So you’ve got a meeting with a client or colleague – maybe you’re there ready to take on a new job.
Perhaps a client is outlining what they need? The deliverables, the deadlines, the ideas. Now as easy, friendly and convenient as it is to smile, nod and agree with everything that’s said, what relevant knowledge are you contributing to the conversation? Absolutely NOTHING!
It is an essential part of any designer’s job to ask a multitude of questions. For some of us it comes as second nature, however sometimes we do think we’ll overcomplicate the process, or maybe we’re in a hurry, but questions should always be raised without exception.
Not only is it a sign of being an active listener, it will often lead to a more profound understanding of the task at hand for both parties. Most of the time, your questioning will lead to your client becoming more aware of the scope of work. Remember that you are the experienced one in your field, your client might have limited knowledge of the subject but you can bring experience to the table. Use your experience to raise relevant points as they come up, don’t shy away or be afraid of your suggestions being rejected.

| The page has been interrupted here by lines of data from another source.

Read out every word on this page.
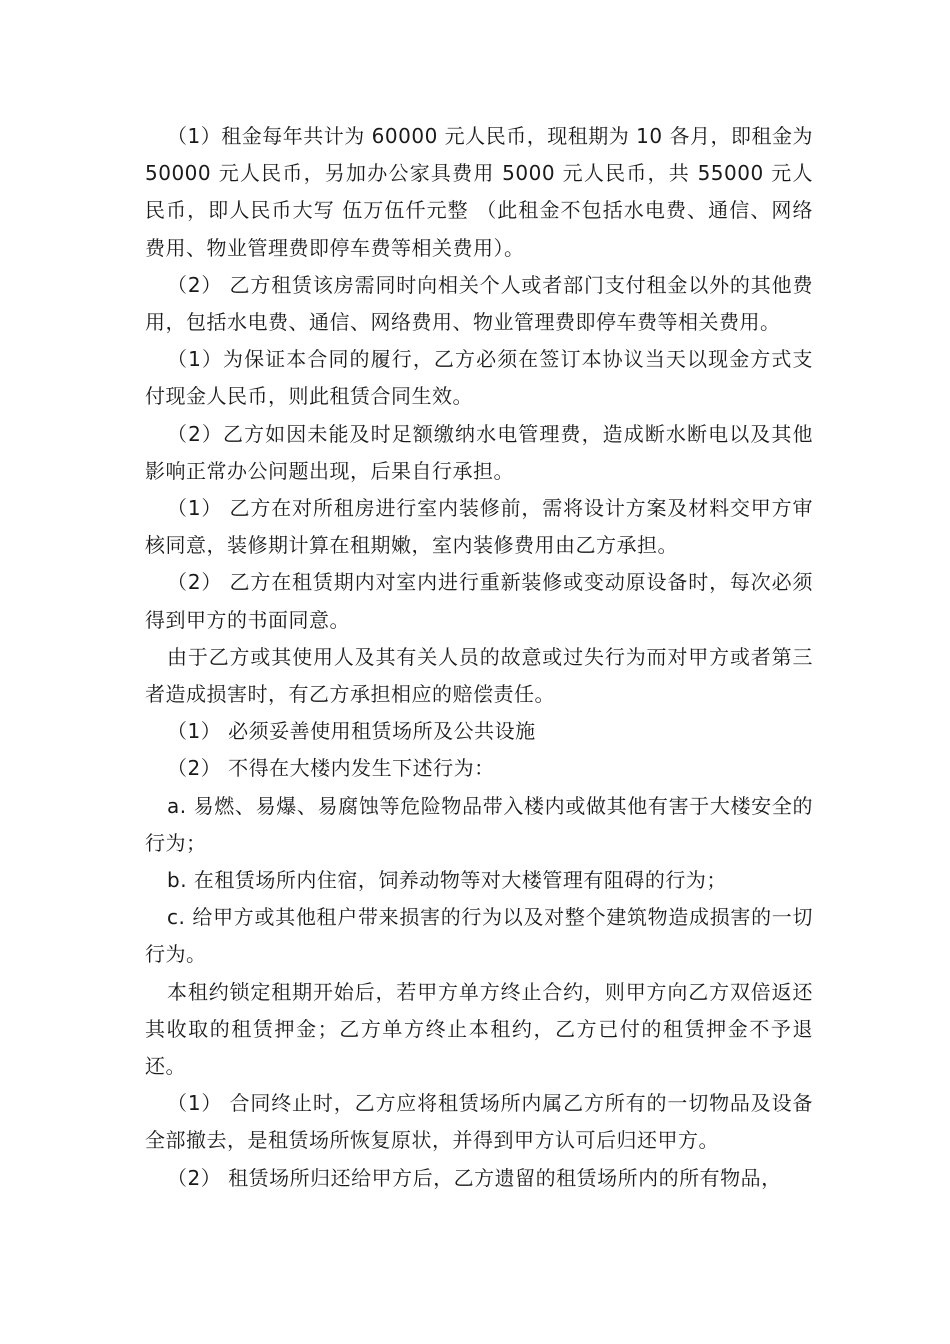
（1）租金每年共计为 60000 元人民币，现租期为 10 各月，即租金为 50000 元人民币，另加办公家具费用 5000 元人民币，共 55000 元人民币，即人民币大写 伍万伍仟元整 （此租金不包括水电费、通信、网络费用、物业管理费即停车费等相关费用）。

（2） 乙方租赁该房需同时向相关个人或者部门支付租金以外的其他费用，包括水电费、通信、网络费用、物业管理费即停车费等相关费用。

（1）为保证本合同的履行，乙方必须在签订本协议当天以现金方式支付现金人民币，则此租赁合同生效。

（2）乙方如因未能及时足额缴纳水电管理费，造成断水断电以及其他影响正常办公问题出现，后果自行承担。

（1） 乙方在对所租房进行室内装修前，需将设计方案及材料交甲方审核同意，装修期计算在租期嫩，室内装修费用由乙方承担。

（2） 乙方在租赁期内对室内进行重新装修或变动原设备时，每次必须得到甲方的书面同意。

由于乙方或其使用人及其有关人员的故意或过失行为而对甲方或者第三者造成损害时，有乙方承担相应的赔偿责任。

（1） 必须妥善使用租赁场所及公共设施

（2） 不得在大楼内发生下述行为：

a. 易燃、易爆、易腐蚀等危险物品带入楼内或做其他有害于大楼安全的行为；

b. 在租赁场所内住宿，饲养动物等对大楼管理有阻碍的行为；

c. 给甲方或其他租户带来损害的行为以及对整个建筑物造成损害的一切行为。

本租约锁定租期开始后，若甲方单方终止合约，则甲方向乙方双倍返还其收取的租赁押金；乙方单方终止本租约，乙方已付的租赁押金不予退还。

（1） 合同终止时，乙方应将租赁场所内属乙方所有的一切物品及设备全部撤去，是租赁场所恢复原状，并得到甲方认可后归还甲方。

（2） 租赁场所归还给甲方后，乙方遗留的租赁场所内的所有物品，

I find that in order to understand the true needs and produce the best outcome, you consistently need to raise questions about the needs of the final user. Who are you targeting? What obstacle are they trying to overcome? What are they trying to achieve? By raising questions about the final user, both you and your client will be able to easily see through the target’s eyes as opposed to their own (Something which maybe hadn’t been considered before now!). This will ensure that you’re now much more prepared than you would’ve been had you not raised any questions.
Being more prepared and engaging with your client can give you a competitive edge, as it will lead to a more thorough approach. An approach which delivers better results.
It is a designer’s responsibility to find out as much as they can about a job before undertaking it, and there’s no better way to do this than by asking questions! Now, some people might get irritated by your constant barrage of questions, don’t fret, it’s part of your job to do this. If they want a great result, they’re going to have to get used to the questions! If they don’t know the answer (My turn to ask you a question) – Are you asking the right people?
Making this a habit will change and improve the way you do things – Become professional question askers and learn as much as you can before you approach any task.